Dejemos a una de las víctimas relatar sucintamente lo sucedido: “En el marco del ataque sistemático del Gobierno sobre Clarín, la inacción del Ministerio de Seguridad, el incumplimiento de la orden judicial para garantizar la distribución de los diarios, y la presión de algunos delegados por sobre la voluntad de los trabajadores de AGEA y AGR, formaron ese combo explosivo que ayer impidió que Clarín, por primera vez en 28 años de democracia no llegara a sus lectores”.   

Los agresores, al parecer, no hicieron sino ejecutar instrucciones impartídales por su jefe, el cuestionado dirigente sindical kirchnerista Hugo Moyano, que precisamente está siendo investigado por la justicia suiza por presunto lavado de dinero, hecho de lo que se hizo eco la prensa argentina.   

Bajo las dictaduras era común que unos cuantos patoteros atropellaran cualquier institución o persona que molestara a los tiranos, pero bajo regímenes civilizados este procedimiento no solamente es insólito, sino, además, contradictorio con el espíritu democrático y con la imagen que se pretenden proyectar al resto del mundo.   

En efecto, ¿qué impresión cree el gobierno de Cristina Kirchner que dejan barbaridades como estas ante la opinión pública internacional? ¿Cómo sus diplomáticos irán a explicar este atraco ante las sociedades políticas estables y regulares adonde ejercen funciones, o adonde van a pedir inversiones y créditos?   

Y tanto más difícil les resultará esta tarea a los voceros del Gobierno argentino cuanto más vergonzoso es el acto perpetrado por sus adherentes. Pues si confían en que con sus explicaciones de que no pueden intervenir porque esos hechos de fuerza se ejecutaron en el marco de un problema laboral que debe ser resuelto “por los conductos pertinentes”, van a convencer a alguien, es mejor que vayan advirtiendo que la ingenuidad política hoy ya no es el estado natural de nuestras sociedades.   

Este ataque aleve contra los medios de prensa bonaerenses constituye una directa y repudiable agresión a la democracia argentina y, además, una advertencia para todos los latinoamericanos, porque, después de los atropellos de Hugo Chávez a los medios de su país, no se había experimentado en la región una muestra más evidente de conculcación de derechos fundamentales de los ciudadanos en materia de libertad de opinión y de prensa.   
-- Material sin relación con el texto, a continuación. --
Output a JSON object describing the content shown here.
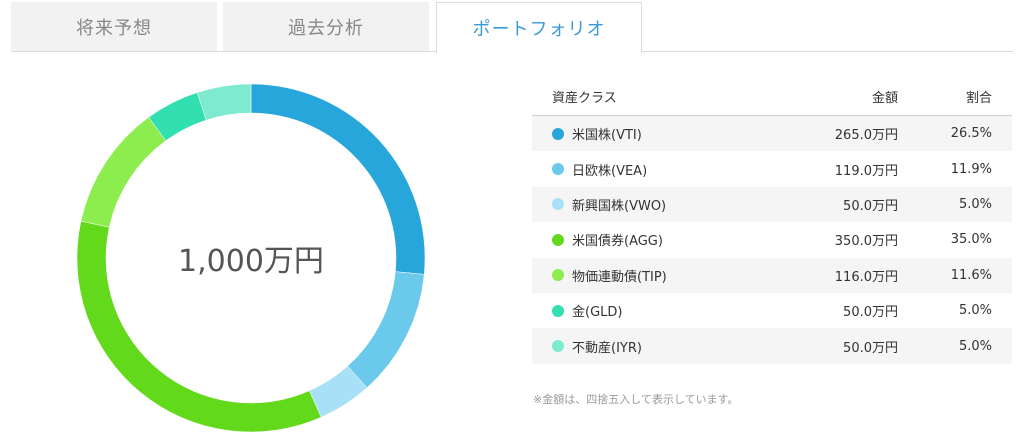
{
  "tabs": [
    {
      "label": "将来予想",
      "active": false
    },
    {
      "label": "過去分析",
      "active": false
    },
    {
      "label": "ポートフォリオ",
      "active": true
    }
  ],
  "donut": {
    "center_label": "1,000万円"
  },
  "table": {
    "headers": {
      "name": "資産クラス",
      "amount": "金額",
      "ratio": "割合"
    },
    "rows": [
      {
        "name": "米国株(VTI)",
        "amount": "265.0万円",
        "ratio": "26.5%",
        "value": 26.5,
        "color": "#27a6dc"
      },
      {
        "name": "日欧株(VEA)",
        "amount": "119.0万円",
        "ratio": "11.9%",
        "value": 11.9,
        "color": "#6bc9ec"
      },
      {
        "name": "新興国株(VWO)",
        "amount": "50.0万円",
        "ratio": "5.0%",
        "value": 5.0,
        "color": "#a8e0f8"
      },
      {
        "name": "米国債券(AGG)",
        "amount": "350.0万円",
        "ratio": "35.0%",
        "value": 35.0,
        "color": "#62d91b"
      },
      {
        "name": "物価連動債(TIP)",
        "amount": "116.0万円",
        "ratio": "11.6%",
        "value": 11.6,
        "color": "#8ded4f"
      },
      {
        "name": "金(GLD)",
        "amount": "50.0万円",
        "ratio": "5.0%",
        "value": 5.0,
        "color": "#32dfb0"
      },
      {
        "name": "不動産(IYR)",
        "amount": "50.0万円",
        "ratio": "5.0%",
        "value": 5.0,
        "color": "#7eebd0"
      }
    ]
  },
  "footnote": "※金額は、四捨五入して表示しています。"
}
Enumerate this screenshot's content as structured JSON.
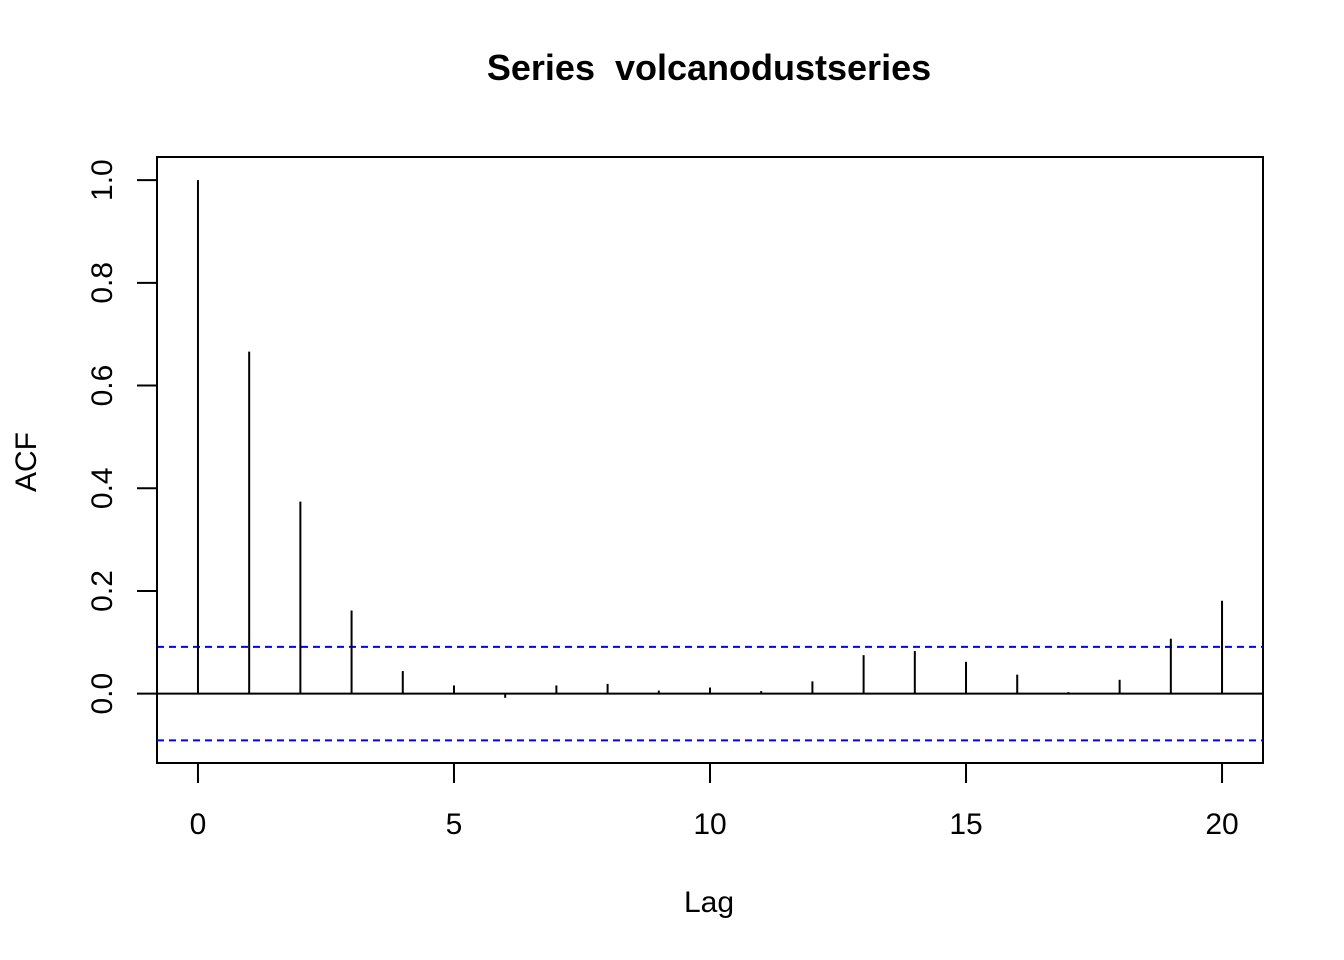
{
  "chart_data": {
    "type": "bar",
    "title": "Series  volcanodustseries",
    "xlabel": "Lag",
    "ylabel": "ACF",
    "x": [
      0,
      1,
      2,
      3,
      4,
      5,
      6,
      7,
      8,
      9,
      10,
      11,
      12,
      13,
      14,
      15,
      16,
      17,
      18,
      19,
      20
    ],
    "values": [
      1.0,
      0.666,
      0.374,
      0.162,
      0.044,
      0.016,
      -0.008,
      0.016,
      0.019,
      0.006,
      0.012,
      0.005,
      0.024,
      0.075,
      0.083,
      0.062,
      0.037,
      0.003,
      0.027,
      0.107,
      0.181
    ],
    "xlim": [
      -0.8,
      20.8
    ],
    "ylim": [
      -0.135,
      1.045
    ],
    "xticks": [
      0,
      5,
      10,
      15,
      20
    ],
    "xtick_labels": [
      "0",
      "5",
      "10",
      "15",
      "20"
    ],
    "yticks": [
      0.0,
      0.2,
      0.4,
      0.6,
      0.8,
      1.0
    ],
    "ytick_labels": [
      "0.0",
      "0.2",
      "0.4",
      "0.6",
      "0.8",
      "1.0"
    ],
    "confidence_bound": 0.091,
    "zero_line": true,
    "grid": false,
    "colors": {
      "bars": "#000000",
      "confidence": "#0000ff"
    }
  }
}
Esta experiencia nos demuestra a todos los latinoamericanos cuán frágiles pueden ser en realidad todavía las garantías del ejercicio del derecho de libertad de prensa que nuestras constituciones nos prometen y que nuestros gobiernos juran respetar.   

Es bien sabido que la prensa libre molesta a los gobernantes, sean democráticos o autoritarios; irrita e incomoda a todos por igual. Pero mientras el gobernante autoritario puede y suele ejercitar la fuerza desnuda con brutalidad e impunidad, del gobernante democrático se espera que a sus intereses particulares haga preceder la legalidad y el interés general.   

El actual Gobierno argentino tiene que dar muchas más explicaciones que las que se tomó la molestia de brindar. Sacarse la careta, afrontar las consecuencias de los hechos de fuerza que apadrinó y someterse al juzgamiento que los argentinos sabrán realizar, porque la afrenta sufrida por los medios de prensa de ese país es una vergüenza para toda la Argentina y un desmedro grave para su respetabilidad en el mundo democrático, de ese mundo que permanecerá expectante, aguardando las satisfacciones que el Gobierno de Kirchner debe a sus compatriotas, en primer lugar, y al resto del mundo, después, en salvaguarda de la imagen de su país.